1. An innovation district is, in fact, a technology start-up and research park. no more, no less.

2. to create one, you need ( a ) an easy access highway or public transpo or both ( b ) space that can be rented cheaply and built just as cheaply ( c ) innovators and researchers and ( d ) investor capital.

3. to permit an innovation district, you need a City government that actually wants one (and doesn’t just say that it wants one)

4.putting an innovation district in Roxbury is easy to do. Melnea cass Boulevard skirts Roxbury’s northeast border and connects immediately to Route 93. The area along Cass Boulevard is well stocked with under-used warehouses, trash-mashed empty lots, and old factories. Innovators live and innovate (in lots and garages) hard by the Boulevard and all along Fort Point Channel directly next door.

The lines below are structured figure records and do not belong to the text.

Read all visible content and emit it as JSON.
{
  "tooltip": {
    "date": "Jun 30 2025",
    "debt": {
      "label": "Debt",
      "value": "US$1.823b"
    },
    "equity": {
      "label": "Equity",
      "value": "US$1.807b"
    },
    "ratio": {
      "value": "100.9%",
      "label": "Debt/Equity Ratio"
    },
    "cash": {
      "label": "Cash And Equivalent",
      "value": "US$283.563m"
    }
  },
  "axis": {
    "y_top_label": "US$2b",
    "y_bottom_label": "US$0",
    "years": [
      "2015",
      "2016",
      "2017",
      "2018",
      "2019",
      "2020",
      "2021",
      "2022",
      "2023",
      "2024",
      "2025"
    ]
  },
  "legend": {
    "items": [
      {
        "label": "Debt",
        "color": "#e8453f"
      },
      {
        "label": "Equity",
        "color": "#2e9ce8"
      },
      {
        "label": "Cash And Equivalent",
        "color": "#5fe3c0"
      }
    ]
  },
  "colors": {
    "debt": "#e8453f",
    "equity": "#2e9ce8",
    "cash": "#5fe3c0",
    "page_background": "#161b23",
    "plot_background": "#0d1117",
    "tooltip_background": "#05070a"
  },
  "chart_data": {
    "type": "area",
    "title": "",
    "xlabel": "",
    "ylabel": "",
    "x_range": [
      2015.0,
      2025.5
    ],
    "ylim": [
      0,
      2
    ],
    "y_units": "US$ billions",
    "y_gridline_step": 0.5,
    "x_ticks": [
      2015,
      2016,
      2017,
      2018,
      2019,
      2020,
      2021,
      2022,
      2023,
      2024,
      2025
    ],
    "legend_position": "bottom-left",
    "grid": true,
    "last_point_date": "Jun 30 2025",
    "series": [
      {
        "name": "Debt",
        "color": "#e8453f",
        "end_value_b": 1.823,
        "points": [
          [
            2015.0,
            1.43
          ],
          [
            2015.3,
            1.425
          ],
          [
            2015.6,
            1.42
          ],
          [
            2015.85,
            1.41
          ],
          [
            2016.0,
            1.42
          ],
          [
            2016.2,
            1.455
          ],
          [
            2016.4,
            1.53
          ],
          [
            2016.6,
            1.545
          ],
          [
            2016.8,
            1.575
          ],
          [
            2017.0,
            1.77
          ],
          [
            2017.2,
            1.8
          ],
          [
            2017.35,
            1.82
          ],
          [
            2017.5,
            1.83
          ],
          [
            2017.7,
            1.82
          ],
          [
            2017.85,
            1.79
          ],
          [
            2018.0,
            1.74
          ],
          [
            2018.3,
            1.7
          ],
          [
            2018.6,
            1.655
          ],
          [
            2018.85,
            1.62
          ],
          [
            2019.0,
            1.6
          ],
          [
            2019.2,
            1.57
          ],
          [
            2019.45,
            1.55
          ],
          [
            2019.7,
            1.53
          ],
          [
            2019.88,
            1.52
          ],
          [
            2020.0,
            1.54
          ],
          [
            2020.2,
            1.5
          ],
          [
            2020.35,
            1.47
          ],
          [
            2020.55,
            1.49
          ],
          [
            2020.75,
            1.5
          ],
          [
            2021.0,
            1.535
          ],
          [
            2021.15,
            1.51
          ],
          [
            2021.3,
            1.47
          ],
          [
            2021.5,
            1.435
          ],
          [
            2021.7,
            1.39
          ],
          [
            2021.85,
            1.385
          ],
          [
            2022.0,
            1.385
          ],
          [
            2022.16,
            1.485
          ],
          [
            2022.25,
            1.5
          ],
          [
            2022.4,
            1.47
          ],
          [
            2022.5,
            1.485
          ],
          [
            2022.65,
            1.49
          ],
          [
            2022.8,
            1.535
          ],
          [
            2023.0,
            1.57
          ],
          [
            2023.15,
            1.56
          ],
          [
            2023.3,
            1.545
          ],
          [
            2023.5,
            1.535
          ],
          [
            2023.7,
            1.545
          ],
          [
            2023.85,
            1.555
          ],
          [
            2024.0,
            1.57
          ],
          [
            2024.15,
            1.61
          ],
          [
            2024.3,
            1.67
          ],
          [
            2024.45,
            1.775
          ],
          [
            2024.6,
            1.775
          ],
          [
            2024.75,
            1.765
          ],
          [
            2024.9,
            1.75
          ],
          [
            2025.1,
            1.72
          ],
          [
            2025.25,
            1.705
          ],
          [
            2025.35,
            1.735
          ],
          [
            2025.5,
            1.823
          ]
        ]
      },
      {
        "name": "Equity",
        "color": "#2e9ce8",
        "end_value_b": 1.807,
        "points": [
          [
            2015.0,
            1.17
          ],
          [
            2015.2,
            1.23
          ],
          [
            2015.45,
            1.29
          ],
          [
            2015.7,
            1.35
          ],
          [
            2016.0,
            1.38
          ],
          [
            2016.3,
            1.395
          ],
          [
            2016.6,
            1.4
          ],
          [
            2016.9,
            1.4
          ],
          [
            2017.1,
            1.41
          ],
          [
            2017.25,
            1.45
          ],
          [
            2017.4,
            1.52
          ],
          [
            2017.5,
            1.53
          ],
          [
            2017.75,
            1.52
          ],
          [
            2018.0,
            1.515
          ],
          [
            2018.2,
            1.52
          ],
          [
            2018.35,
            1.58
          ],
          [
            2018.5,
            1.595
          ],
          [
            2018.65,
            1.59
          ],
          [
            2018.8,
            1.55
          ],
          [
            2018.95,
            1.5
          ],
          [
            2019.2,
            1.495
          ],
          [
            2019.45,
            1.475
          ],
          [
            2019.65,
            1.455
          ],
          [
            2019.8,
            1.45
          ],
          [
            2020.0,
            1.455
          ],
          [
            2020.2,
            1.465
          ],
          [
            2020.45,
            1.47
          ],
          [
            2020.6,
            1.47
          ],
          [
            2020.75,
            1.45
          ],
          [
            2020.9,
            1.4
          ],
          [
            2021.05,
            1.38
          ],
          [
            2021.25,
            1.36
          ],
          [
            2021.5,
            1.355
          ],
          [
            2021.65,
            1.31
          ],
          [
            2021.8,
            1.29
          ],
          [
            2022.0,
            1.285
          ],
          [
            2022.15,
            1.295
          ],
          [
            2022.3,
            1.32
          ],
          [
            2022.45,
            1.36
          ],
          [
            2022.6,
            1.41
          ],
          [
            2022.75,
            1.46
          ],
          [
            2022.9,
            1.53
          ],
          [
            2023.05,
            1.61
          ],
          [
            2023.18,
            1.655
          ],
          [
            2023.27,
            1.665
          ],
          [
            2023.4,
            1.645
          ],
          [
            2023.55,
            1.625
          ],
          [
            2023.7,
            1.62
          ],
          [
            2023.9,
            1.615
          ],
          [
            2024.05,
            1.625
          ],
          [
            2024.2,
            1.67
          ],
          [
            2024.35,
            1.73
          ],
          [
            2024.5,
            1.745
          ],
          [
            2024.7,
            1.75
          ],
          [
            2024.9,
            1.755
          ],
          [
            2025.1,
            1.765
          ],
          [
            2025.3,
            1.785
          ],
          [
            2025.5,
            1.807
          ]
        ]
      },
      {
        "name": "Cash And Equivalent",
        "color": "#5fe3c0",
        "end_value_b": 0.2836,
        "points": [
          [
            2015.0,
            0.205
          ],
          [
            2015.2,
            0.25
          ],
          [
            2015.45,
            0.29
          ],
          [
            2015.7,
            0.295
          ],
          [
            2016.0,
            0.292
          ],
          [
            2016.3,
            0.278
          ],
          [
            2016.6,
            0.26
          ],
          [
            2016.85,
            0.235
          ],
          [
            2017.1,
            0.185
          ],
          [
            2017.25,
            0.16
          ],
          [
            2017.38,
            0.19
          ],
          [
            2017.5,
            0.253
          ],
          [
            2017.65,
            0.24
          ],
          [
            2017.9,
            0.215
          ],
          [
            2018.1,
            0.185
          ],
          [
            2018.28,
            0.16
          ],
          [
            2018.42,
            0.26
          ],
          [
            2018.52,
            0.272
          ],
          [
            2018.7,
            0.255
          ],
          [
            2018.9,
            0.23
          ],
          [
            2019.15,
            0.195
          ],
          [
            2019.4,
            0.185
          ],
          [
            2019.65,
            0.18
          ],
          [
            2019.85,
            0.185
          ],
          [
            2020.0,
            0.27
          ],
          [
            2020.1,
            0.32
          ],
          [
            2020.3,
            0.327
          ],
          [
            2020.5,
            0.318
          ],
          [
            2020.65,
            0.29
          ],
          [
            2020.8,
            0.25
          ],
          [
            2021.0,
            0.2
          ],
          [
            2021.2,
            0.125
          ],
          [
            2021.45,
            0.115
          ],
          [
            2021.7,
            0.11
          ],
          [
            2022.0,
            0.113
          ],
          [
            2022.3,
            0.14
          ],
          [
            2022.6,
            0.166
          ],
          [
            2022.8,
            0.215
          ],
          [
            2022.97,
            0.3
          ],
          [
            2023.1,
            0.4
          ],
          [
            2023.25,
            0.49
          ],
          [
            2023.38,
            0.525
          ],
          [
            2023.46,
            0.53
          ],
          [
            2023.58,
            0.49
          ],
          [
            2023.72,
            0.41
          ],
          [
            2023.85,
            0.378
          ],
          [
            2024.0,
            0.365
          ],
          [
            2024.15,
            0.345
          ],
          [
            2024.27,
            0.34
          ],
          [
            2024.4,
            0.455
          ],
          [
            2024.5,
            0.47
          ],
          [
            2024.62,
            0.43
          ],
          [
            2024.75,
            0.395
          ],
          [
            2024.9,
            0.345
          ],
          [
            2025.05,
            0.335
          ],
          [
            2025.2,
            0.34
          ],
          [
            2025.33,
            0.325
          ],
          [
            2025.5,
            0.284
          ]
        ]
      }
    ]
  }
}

5.An innovation district in Roxbury will accelerate major change already taking place in the neighborhood, as young people unable to afford the current South End move to Roxbury next door and as the Dudley Square business district is money-jolted by the soon presence, in the Ferdinand Building, of 500 Boston school department central office employees.

Real estate prices are moving sharply upward all over Roxbury, and long-time residents, who have never had much economic boon (a lot of that due to racism) now find themselves holding a lottery ticket in the form of homes worth $ 800,000 to 4 1,500,000 — usually with no mortgage to pay off, as it was often difficult to get lenders to grant mortgages in Boston’s community of color.

Those who want to stay in Roxbury will need to move fast to keep up, and a lot of that keeping up will require Boston Public schools to do better, much better, at educating kids for actual jobs. The need is already there, and very pressing, but it’s easy right now to put off the difficult decisions — especially those involving the school system — for another day. Placing an innovation District in Roxbury — and thereby importing the innovators, although many innovators (yes, people of color too, believe it or not) now live in Roxbury, though you wouldn’t think so to hear what was said last night — will accelerate these changes and force everyone to rethink his or her personal situation : can i stay ? if so, how and where ? What will i have to do differently ? Is it worth it ?

Change is difficult, but in a dynamic economy such as Boston’s, you either accelerate the change or it accelerates you. An innovation district, properly focused and not trying to solve all the ills of our society, has the economic power to change a neighborhood enormously. i would have thought that last night’s committee meeting would have understood this. It did not. Instead, it pretty much guaranteed that there won’t be an innovation district in Roxbury any time soon.